Many properties of organic semiconductors, such as charge transport or optical absorbance, are governed by the solid-state organization of the material, which is in turn determined by its chemical structure. Developing a fundamental understanding of molecular features that can be used to control the solid-state properties of organic semiconductors is key to designing materials with improved performance or unique new properties. In my research, I have employed a diverse set of techniques, such as theory, experiment and device characterization, to better understand the relationship between molecular structure and solid-state properties of molecular organic semiconductors. Herein, the relationship between the chemical structure of molecular and oligomeric organic semiconductors and their response to thermal stresses and changes in temperature are described. First, I will describe the tolerance of an organic field-effect transistor to operation at temperatures up to 200 ºC and over multiple high-temperature cycles, with only slight changes in charge carrier mobility and properties. The active layer of this device is composed of an oligomeric organic semiconductor whose structure is very similar to that of two well-known ambipolar conjugated polymers. Heating to 200 ºC or above results in appearance ambipolar charge transport in the oligomeric active layer as well. Then, the solid-state organization of a nearly isostructural series of oligomeric organic semiconductors–including the material discussed above–is characterized. As-cast, the first half of the series orients edge-on relative to the substrate while the second half is oriented face-on.

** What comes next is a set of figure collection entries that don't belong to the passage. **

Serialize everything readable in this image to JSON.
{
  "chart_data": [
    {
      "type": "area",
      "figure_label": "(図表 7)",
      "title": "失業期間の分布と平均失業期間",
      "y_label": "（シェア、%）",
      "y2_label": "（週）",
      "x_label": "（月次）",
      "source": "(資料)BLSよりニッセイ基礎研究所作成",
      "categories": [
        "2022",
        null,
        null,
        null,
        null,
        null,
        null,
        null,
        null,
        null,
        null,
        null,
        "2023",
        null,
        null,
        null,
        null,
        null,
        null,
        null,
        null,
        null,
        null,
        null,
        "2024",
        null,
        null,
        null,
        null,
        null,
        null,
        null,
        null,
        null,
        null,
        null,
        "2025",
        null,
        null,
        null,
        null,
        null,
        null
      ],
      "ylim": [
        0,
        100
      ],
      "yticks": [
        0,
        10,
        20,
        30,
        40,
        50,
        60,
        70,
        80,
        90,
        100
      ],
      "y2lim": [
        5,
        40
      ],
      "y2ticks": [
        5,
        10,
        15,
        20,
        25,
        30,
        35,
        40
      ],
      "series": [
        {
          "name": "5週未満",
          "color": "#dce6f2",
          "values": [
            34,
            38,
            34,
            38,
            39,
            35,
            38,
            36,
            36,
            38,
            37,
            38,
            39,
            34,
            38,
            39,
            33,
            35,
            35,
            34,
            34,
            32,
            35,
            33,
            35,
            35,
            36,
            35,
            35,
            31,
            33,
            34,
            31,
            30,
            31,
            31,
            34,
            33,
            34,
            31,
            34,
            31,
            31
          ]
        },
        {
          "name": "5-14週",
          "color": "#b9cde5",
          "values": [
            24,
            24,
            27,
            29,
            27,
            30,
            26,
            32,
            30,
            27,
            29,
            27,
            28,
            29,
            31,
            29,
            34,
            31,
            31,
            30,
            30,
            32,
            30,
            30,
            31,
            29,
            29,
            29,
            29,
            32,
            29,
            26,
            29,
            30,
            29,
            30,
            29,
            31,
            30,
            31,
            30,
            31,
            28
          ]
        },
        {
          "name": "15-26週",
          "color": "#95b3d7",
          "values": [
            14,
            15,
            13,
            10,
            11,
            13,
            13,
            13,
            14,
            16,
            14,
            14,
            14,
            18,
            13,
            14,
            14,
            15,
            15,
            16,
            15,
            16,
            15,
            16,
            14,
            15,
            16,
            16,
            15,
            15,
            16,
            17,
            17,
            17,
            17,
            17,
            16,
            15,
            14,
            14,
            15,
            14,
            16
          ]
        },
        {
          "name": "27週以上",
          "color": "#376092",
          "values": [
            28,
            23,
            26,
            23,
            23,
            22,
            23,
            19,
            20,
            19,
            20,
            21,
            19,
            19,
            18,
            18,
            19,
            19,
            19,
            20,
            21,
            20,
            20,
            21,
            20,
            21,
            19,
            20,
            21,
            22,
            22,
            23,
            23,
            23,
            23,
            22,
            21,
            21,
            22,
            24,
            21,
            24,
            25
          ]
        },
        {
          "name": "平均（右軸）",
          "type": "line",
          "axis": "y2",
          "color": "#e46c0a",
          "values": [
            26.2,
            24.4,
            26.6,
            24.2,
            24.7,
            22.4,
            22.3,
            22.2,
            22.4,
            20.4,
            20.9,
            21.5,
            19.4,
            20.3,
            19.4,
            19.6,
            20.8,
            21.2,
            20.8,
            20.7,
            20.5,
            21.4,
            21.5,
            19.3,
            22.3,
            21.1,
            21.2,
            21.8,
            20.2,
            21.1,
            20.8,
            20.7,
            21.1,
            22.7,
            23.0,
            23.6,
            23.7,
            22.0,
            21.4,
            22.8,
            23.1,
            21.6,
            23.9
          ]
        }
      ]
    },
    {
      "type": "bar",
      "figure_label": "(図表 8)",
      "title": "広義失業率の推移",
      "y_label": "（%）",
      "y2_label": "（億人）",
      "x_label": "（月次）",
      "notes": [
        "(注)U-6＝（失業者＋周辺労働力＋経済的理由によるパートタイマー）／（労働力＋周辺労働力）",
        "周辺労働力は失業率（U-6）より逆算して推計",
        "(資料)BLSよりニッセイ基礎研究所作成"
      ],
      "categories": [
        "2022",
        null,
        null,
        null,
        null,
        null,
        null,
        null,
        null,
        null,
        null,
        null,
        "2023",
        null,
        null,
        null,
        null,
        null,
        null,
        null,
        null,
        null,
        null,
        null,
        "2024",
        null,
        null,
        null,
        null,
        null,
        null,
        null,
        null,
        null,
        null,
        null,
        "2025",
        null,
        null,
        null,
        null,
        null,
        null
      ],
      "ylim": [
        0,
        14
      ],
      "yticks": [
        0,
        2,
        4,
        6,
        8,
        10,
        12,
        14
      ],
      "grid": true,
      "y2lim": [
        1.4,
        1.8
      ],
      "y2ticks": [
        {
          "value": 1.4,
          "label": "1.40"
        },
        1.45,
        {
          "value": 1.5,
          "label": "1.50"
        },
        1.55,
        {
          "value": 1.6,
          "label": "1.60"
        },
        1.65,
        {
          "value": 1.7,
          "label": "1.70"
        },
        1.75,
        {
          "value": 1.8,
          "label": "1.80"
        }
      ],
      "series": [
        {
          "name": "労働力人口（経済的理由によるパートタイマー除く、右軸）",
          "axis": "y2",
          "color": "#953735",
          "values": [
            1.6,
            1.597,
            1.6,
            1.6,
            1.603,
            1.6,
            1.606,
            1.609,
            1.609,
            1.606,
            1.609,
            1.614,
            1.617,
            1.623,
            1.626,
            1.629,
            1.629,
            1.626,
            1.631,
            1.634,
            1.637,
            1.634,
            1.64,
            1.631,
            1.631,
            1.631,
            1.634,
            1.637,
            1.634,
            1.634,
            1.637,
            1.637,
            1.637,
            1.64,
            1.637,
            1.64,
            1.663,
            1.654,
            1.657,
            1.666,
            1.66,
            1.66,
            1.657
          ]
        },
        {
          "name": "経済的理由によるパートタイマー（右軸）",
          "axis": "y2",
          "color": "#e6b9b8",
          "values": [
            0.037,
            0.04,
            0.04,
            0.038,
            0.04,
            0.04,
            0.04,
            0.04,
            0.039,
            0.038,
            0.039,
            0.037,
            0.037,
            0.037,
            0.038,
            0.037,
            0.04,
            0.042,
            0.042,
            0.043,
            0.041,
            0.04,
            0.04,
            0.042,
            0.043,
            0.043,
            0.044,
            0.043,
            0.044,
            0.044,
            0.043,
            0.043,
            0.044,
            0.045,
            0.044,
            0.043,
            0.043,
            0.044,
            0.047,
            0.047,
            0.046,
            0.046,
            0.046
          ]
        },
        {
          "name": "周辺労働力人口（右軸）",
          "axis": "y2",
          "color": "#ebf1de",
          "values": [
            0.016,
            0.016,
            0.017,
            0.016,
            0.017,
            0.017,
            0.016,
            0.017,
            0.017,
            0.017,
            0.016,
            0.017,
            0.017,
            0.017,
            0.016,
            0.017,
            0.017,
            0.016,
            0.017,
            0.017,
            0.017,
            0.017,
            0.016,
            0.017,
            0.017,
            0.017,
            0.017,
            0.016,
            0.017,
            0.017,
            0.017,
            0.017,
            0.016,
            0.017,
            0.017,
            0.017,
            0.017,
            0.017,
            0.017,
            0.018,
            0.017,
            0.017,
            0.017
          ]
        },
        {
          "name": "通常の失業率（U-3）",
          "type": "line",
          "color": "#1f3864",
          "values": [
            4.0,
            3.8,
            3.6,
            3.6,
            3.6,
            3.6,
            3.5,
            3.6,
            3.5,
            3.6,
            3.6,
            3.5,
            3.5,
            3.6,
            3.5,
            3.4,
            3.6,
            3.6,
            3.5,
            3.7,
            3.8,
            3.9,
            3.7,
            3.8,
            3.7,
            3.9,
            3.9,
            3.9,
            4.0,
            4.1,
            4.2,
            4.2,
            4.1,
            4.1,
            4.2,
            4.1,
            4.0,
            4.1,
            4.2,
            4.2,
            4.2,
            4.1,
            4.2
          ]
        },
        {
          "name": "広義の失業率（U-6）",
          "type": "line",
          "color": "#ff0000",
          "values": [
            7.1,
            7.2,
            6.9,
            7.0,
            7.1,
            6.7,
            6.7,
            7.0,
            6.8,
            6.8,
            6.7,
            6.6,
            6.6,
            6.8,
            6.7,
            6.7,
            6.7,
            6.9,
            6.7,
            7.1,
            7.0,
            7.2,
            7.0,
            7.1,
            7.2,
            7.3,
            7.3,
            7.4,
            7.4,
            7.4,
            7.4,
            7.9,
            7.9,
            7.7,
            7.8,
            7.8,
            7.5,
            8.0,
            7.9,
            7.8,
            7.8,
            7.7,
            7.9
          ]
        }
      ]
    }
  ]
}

This difference is likely due to kinetic trapping during the spin-coating process because melt-annealing of thin films of the four different materials results in edge-on orientation of crystallites for all four molecules. Finally, I describe a combined theoretical and experimental approach to probing aspects of molecular organization and topology based on solid-state NMR. Using this approach, a previously hypothesized change in molecular shape upon crystallization of a molecular organic semiconductor is confirmed. The novel molecular design element of a tail-to-tail couple hexyl-bithiophene core removes the trade-off between solubility and solid-state order in molecular semiconductors.